Unicode is clear in documenting that substituting the sequence is 
incorrect. Given that, you really have no equivalence on which you could 
base a decomposition - it would destroy the text. If you write Fula, 
only the combination is permissible. If you write Arabic texts with 
glottal stops marked (not the common case) then you use the separate hamza.

As has been mentioned, the Arabic panel that looked at the Root Zone 
repertoire decided that Hamza wasn't needed (none of the combining marks 
for Arabic). Likewise, the panels would have excluded the composite, 
because Arabic is just an alternate way of writing Fula (Latin being the 
common way) and therefore not apropos for the root (as it happens, this 
decision has actually not been made, because of the delay of the 7.0 
IDNA tables, but that's the outcome I would tend to predict if I had to).

I believe you can, in this instance, confidently make the judgment to 
ignore the code point as not important enough to matter.

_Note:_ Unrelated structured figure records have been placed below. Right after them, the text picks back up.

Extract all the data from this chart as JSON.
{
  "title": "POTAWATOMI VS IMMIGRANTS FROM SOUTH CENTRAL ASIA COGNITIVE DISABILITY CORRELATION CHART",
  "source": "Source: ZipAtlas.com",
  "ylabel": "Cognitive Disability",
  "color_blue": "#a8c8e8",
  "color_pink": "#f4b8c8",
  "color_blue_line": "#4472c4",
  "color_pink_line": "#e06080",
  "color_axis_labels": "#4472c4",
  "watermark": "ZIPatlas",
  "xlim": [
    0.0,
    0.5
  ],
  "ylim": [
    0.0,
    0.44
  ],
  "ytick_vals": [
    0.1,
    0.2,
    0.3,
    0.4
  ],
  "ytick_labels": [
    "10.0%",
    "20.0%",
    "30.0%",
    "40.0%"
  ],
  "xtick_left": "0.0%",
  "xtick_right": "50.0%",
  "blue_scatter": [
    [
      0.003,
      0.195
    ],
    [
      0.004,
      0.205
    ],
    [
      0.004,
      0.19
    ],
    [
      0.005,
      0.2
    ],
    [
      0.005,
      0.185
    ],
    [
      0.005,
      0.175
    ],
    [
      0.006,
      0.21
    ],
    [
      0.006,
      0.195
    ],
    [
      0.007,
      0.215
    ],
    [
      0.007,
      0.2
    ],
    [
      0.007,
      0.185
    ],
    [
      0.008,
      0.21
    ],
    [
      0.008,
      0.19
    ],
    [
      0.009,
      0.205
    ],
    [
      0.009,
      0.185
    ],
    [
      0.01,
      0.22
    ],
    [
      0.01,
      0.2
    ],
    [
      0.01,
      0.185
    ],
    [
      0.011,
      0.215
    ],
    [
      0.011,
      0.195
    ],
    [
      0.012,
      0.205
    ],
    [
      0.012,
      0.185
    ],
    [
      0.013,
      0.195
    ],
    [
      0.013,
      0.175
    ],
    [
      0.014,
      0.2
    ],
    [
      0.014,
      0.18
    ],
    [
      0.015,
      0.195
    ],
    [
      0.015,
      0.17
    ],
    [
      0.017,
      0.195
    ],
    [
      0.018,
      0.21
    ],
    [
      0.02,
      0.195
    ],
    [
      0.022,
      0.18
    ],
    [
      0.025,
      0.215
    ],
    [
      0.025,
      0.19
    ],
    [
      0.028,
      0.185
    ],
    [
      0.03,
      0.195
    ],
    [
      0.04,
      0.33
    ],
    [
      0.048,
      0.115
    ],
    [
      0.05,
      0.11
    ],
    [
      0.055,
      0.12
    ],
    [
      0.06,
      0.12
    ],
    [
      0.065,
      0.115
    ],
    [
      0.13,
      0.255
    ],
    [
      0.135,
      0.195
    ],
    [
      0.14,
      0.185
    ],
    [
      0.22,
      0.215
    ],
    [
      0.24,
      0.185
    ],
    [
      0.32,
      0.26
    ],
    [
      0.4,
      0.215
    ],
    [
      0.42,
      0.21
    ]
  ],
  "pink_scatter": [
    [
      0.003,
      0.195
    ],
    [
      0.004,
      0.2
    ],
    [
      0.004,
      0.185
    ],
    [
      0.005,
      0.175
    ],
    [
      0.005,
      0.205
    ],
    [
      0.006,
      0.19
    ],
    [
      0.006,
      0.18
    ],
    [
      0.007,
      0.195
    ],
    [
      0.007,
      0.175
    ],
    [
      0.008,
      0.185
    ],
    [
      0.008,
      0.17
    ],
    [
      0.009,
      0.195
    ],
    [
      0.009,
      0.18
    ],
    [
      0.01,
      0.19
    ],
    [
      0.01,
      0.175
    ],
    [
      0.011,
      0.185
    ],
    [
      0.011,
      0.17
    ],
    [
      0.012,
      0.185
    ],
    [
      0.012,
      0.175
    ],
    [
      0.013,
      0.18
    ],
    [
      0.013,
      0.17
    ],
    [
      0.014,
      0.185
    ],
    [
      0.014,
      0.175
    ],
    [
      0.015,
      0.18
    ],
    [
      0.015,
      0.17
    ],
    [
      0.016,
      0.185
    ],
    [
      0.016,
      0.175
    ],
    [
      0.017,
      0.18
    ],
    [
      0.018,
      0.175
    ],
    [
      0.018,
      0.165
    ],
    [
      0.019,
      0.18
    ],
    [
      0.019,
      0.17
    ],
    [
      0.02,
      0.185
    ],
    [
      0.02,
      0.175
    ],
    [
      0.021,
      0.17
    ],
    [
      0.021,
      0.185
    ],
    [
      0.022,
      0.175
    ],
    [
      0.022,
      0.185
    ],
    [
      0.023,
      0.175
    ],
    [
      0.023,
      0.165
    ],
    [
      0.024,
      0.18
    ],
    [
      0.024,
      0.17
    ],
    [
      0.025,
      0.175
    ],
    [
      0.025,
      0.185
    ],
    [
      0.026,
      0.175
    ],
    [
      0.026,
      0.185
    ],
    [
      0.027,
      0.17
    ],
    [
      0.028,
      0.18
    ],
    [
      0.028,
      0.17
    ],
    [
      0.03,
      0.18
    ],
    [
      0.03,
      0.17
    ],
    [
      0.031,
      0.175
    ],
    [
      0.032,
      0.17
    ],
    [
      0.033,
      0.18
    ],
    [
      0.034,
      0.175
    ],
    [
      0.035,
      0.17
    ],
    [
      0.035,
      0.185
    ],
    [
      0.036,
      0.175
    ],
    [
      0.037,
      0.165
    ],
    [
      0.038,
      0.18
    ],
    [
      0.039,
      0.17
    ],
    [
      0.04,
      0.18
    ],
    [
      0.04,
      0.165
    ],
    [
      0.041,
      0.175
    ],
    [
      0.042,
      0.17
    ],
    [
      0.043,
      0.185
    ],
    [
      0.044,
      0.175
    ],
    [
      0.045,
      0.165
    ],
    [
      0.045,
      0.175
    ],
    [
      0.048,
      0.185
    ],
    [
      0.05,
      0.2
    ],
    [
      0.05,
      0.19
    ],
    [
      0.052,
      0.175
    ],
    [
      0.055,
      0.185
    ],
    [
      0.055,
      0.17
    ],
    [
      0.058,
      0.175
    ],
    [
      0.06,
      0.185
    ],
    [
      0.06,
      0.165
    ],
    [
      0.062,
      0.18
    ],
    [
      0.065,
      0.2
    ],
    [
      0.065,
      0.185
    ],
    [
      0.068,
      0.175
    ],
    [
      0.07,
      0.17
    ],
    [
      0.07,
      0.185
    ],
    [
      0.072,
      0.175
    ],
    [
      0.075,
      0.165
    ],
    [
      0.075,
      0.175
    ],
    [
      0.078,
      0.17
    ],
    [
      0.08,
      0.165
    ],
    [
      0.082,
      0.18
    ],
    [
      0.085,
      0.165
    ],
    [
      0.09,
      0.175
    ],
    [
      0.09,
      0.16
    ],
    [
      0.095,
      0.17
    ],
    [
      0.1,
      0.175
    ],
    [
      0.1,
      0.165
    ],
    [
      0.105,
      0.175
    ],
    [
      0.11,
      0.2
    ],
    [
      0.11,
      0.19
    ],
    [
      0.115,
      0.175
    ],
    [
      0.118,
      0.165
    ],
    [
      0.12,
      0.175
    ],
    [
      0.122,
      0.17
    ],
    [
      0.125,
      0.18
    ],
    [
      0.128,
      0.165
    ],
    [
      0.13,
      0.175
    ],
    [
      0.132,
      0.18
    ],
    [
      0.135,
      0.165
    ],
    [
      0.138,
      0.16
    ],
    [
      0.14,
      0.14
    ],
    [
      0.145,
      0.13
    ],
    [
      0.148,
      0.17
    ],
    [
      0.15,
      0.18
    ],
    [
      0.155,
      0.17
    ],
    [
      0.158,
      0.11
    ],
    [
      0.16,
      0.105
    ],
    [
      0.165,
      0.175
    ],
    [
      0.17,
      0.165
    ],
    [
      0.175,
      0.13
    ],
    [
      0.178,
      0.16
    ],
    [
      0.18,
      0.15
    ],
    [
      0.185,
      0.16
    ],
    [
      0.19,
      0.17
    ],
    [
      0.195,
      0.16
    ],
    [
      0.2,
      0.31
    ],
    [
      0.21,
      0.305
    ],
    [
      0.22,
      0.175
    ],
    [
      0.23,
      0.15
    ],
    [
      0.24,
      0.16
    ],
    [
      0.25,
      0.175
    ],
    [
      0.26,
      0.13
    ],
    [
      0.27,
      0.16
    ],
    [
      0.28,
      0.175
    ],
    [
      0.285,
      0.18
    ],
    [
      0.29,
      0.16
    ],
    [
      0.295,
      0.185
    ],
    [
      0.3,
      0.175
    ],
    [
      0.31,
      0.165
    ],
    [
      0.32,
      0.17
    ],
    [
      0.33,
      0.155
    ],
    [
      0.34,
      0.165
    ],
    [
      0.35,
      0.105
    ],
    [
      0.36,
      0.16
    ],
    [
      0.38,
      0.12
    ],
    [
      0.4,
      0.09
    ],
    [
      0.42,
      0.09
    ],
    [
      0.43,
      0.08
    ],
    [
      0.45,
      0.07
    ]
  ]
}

There are tens of thousands of archaic code points that are not well 
understood (nor usable by anyone I know) that happen to be PVALID. 
Presumably, they are PVALID because this allows anyone who really needs 
to create IDNS using hieroglyphics, or cuneiform for example, to do so. 
Nobody knows what "interesting" or "uninteresting" issues lurk in that 
space.

This case, is equally rarified, except it happens to occupy the margins 
of a more common script. The way to treat these issues, is to construct 
robust IDN tables that
a) exclude rarified stuff
b) use "exclusion mechanisms" of the kind that are beyond the protocol 
level (not repeating that discussion here).

Hope this helps.

A./